“Morte aos mentirosos” é provavelmente um dos melhores slogans políticos dos últimos tempos. Traduz, em sua violência, a revolta dos iranianos com o cinismo das mais altas autoridades que, durante três dias, negaram que o desastre do avião ucraniano em Teerã, cheio de estudantes locais, tivesse sido causado por um míssil antiaéreo. Quem nunca sentiu vontade de clamar aos céus alguma coisa muito parecida — um castigo bravo, digamos, em lugar da morte — em relação aos engodos dos que são pagos para nos representar, não para mentir na nossa cara? Por aqui, estamos longamente escolados nas trapaças dos puros, inocentes, intocáveis e moralmente impecáveis que não só nos governam, como pontificam sobre a própria superioridade moral. Mas temos, com todas as conhecidas fragilidades, não apenas um Judiciário independente, como juízes e promotores que não se intimidam. Temos também, com as mesmas ressalvas, uma imprensa furiosamente arredia a ameaças e bem-bolados — a insubstituível expressão brasileira que durante tantos anos sustentou a corrupção deslavada.

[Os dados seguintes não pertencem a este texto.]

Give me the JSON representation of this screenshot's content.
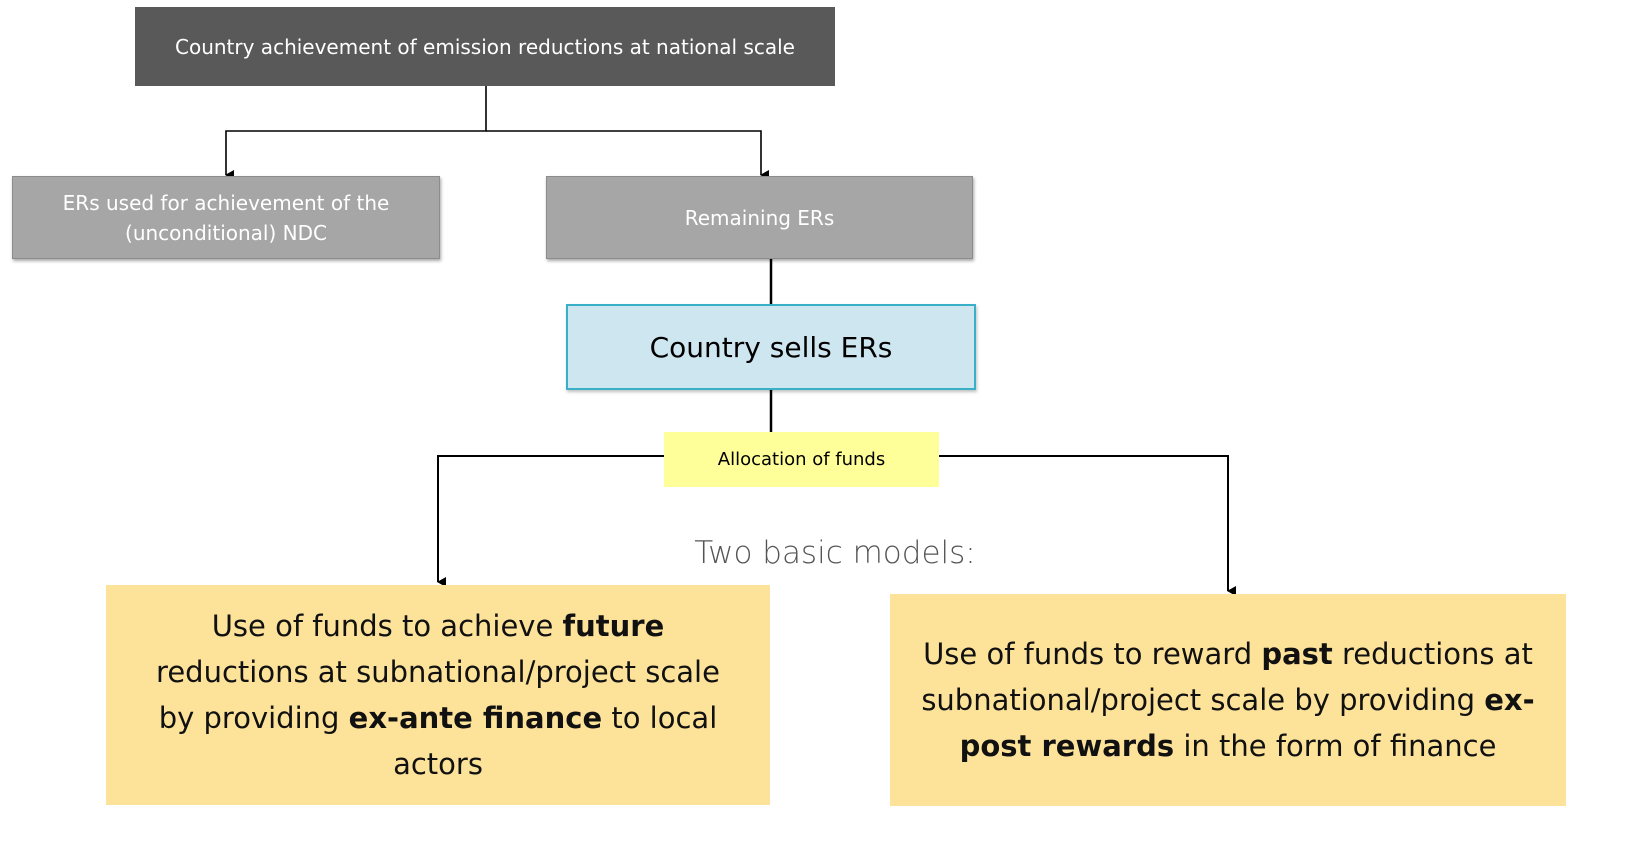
{
  "nodes": [
    {
      "id": "n0",
      "style": "gray-dark",
      "segments": [
        {
          "text": "Country achievement of emission reductions at national scale"
        }
      ]
    },
    {
      "id": "n1",
      "style": "gray",
      "segments": [
        {
          "text": "ERs used for achievement of the (unconditional) NDC"
        }
      ]
    },
    {
      "id": "n2",
      "style": "gray",
      "segments": [
        {
          "text": "Remaining ERs"
        }
      ]
    },
    {
      "id": "n3",
      "style": "sell",
      "segments": [
        {
          "text": "Country sells ERs"
        }
      ]
    },
    {
      "id": "n4",
      "style": "label",
      "segments": [
        {
          "text": "Allocation of funds"
        }
      ]
    },
    {
      "id": "n5",
      "style": "caption",
      "segments": [
        {
          "text": "Two basic models:"
        }
      ]
    },
    {
      "id": "n6",
      "style": "model",
      "segments": [
        {
          "text": "Use of funds to achieve "
        },
        {
          "text": "future",
          "bold": true
        },
        {
          "text": " reductions at subnational/project scale by providing "
        },
        {
          "text": "ex-ante finance",
          "bold": true
        },
        {
          "text": " to local actors"
        }
      ]
    },
    {
      "id": "n7",
      "style": "model",
      "segments": [
        {
          "text": "Use of funds to reward "
        },
        {
          "text": "past",
          "bold": true
        },
        {
          "text": " reductions at subnational/project scale by providing "
        },
        {
          "text": "ex-post rewards",
          "bold": true
        },
        {
          "text": " in the form of finance"
        }
      ]
    }
  ]
}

Com sua coragem, os manifestantes deram uma inesquecível lição de moral. Em política não existe o nunca mais. Nem sequer no Irã
Nada disso existe no Irã. Com um sistema político misto, com representantes eleitos (depois de muito bem filtrados) e um superpoderoso organograma teocrático paralelo, não há nada parecido com pesos e contrapesos. Bem ao contrário. O regime iraniano mentiu sobre a derrubada do avião de passageiros, com 176 inocentes estilhaçados por um míssil, porque achou que ninguém iria cobrar explicações. Esqueceu que vivemos num mundo coalhado de câmeras de segurança, vigiado constantemente por satélites e espontaneamente espionado pelas redes sociais. Com um celular na mão e um punhado de imagens flagradas ao acaso, sujeitos comuns se transformam em cidadãos capazes de tirar as próprias conclusões. É um perigo isso. Mesmo quando esses cidadãos são uma minoria — valente, mas minoria — num oceano de milhões de surtados vestidos de preto, batendo no peito para jurar vingança pela morte de Qasem Soleimani.

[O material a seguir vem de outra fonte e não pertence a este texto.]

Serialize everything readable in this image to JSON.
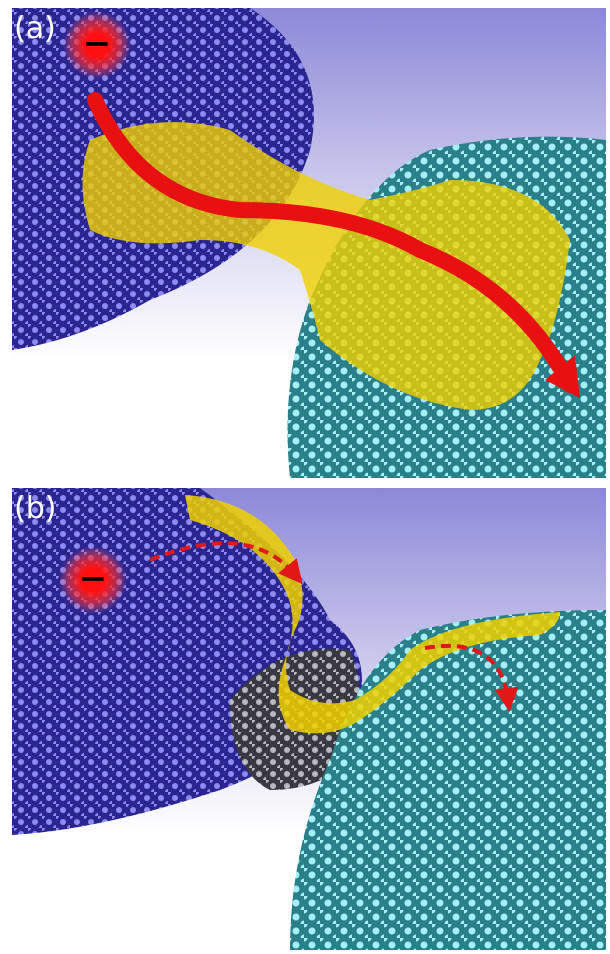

Donald Trump também flexibilizou as fronteiras da verdade ao dizer que Soleimani e companhia tramavam ataques contra quatro embaixadas americanas? Muito provavelmente. Existe equivalência moral entre os engodos de Trump e os dos poderosos iranianos? De jeito nenhum. Primeiro, porque Trump é tão vigiado pela oposição e pela imprensa que pode acontecer até o efeito contrário: tudo o que ele faz é, em princípio, errado. Mesmo quando está certo. Segundo, porque com todos os seus erros, muitos devastadores, como a invasão do Iraque para derrubar Saddam Hussein, em 2003, os Estados Unidos não planejam deliberadamente explodir civis inocentes como fez Soleimani, cujas astúcia e habilidade em defender a causa do regime iraniano não devem ser confundidas com justiça de propósitos.
Com sua revolta e sua coragem de desafiar um regime brutal, os manifestantes iranianos que pediram “morte aos mentirosos” deram uma inesquecível lição de moral aos que, para trolar Trump, exaltavam Soleimani e garantiam que a oposição espontânea das ruas nunca mais iria se manifestar. Não existe o nunca mais em política. Nem sequer no Irã.